O fato é que o fluxo migratório rumo à União Europeia continuará a aumentar – inclusive como reflexo dos esforços atuais para limitá-la, afirmou Christian Hanelt. Muitos refugiados consideram os eventos recentes, como as conversas entre os líderes europeus e o presidente da Tunísia ou as discussões sobre novos acordos de parceria na região do Mediterrâneo, como sinais de alerta de que a migração pode se tornar mais difícil no futuro.
A situação econômica ruim, bem como declarações negativas feitas no passado pelo presidente tunisiano contra os migrantes da África, também têm feito com que cada vez mais pessoas cheguem a Lampedusa de forma irregular, aponta Hanelt. “É difícil dizer se Saied está usando isso a seu próprio favor. Não se pode descartar a possibilidade de as autoridades de segurança tunisianas estarem fazendo vista grossa. Mas também é necessário destacar: não há evidências disso até o momento”.
Cada vez mais ciente de seu poder
Embora ainda inconcluso, o acordo de migração com a Tunísia já foi alvo de inúmeras críticas em nível europeu. Um dos principais pontos levantados é a incerteza quanto à sua capacidade de impedir a migração ilegal de forma significativa. Por outro lado, a Tunísia também tem sido criticada por sua forma de lidar com os migrantes. No início de julho, por exemplo, as autoridades tunisianas abandonaram cerca de 800 migrantes desprotegidos em uma área deserta na fronteira com a Líbia. Meses antes, Saied também vociferou publicamente contra os migrantes da África subsaariana.
Até o momento, o governo tunisiano tem reagido de maneira bastante indiferente às críticas – e muito ciente de seu poder. Em meados de setembro, por exemplo, Túnis recusou a entrada de cinco membros do Parlamento Europeu que queriam ter uma ideia da situação dos direitos humanos na Tunísia. Citando Saied, a imprensa árabe disse que ele rejeita qualquer interferência externa em assuntos domésticos e que missões de vigilância como essa são indesejáveis na Tunísia. Outro indício de que o presidente está ciente de sua margem de manobra em relação à União Europeia.
‘Europa não pode se esquivar de suas responsabilidades’
Johannes Kadura, da Fundação Friedrich Ebert, considera isso problemático.
“A União Europeia não pode fingir que isso não poderia ter sido previsto e que agora está surpresa”, diz o especialista.
“Quando se concluem tais acordos, também é preciso garantir que os migrantes que forem barrados na travessia voltem para casa – e de uma forma humana.

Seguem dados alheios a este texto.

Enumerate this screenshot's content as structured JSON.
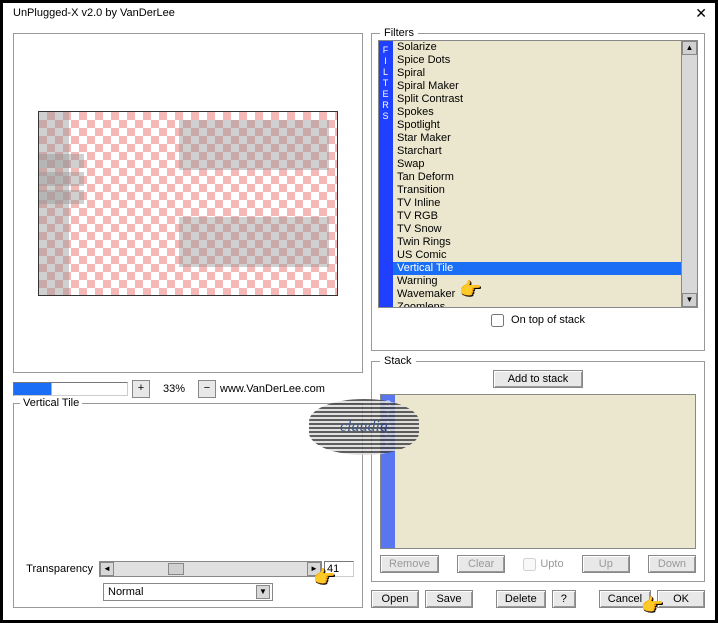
{
  "window": {
    "title": "UnPlugged-X v2.0 by VanDerLee",
    "close": "✕"
  },
  "zoom": {
    "plus": "+",
    "minus": "−",
    "percent": "33%",
    "url": "www.VanDerLee.com"
  },
  "settings": {
    "group_label": "Vertical Tile",
    "transparency_label": "Transparency",
    "transparency_value": "41",
    "mode": "Normal"
  },
  "filters": {
    "legend": "Filters",
    "tab": "FILTERS",
    "on_top": "On top of stack",
    "items": [
      "Solarize",
      "Spice Dots",
      "Spiral",
      "Spiral Maker",
      "Split Contrast",
      "Spokes",
      "Spotlight",
      "Star Maker",
      "Starchart",
      "Swap",
      "Tan Deform",
      "Transition",
      "TV Inline",
      "TV RGB",
      "TV Snow",
      "Twin Rings",
      "US Comic",
      "Vertical Tile",
      "Warning",
      "Wavemaker",
      "Zoomlens"
    ],
    "selected_index": 17
  },
  "stack": {
    "legend": "Stack",
    "add": "Add to stack",
    "tab": "STACK",
    "buttons": {
      "remove": "Remove",
      "clear": "Clear",
      "upto": "Upto",
      "up": "Up",
      "down": "Down"
    }
  },
  "buttons": {
    "open": "Open",
    "save": "Save",
    "delete": "Delete",
    "help": "?",
    "cancel": "Cancel",
    "ok": "OK"
  },
  "watermark": "claudia"
}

A Europa não pode se esquivar de suas responsabilidades”, acrescenta.
Teste de força
A Tunísia também sabe disso. No geral, portanto, as negociações sobre a contenção da migração ilegal podem ser vistas como um confronto entre o país do norte da África e a União Europeia. A Tunísia tem os meios para aumentar o fluxo migratório sobre a Europa e sabe que os políticos europeus temem um maior fortalecimento das forças populistas de direita e antimigração no continente.
A União Europeia, por outro lado, pode dar à Tunísia acesso, mesmo que parcial, aos recursos financeiros de que o país tanto precisa – ou vincular tais financiamentos a condições ou mesmo retê-los. Resta saber, porém, se ambos os lados podem realmente estar interessados em bloqueios mútuos.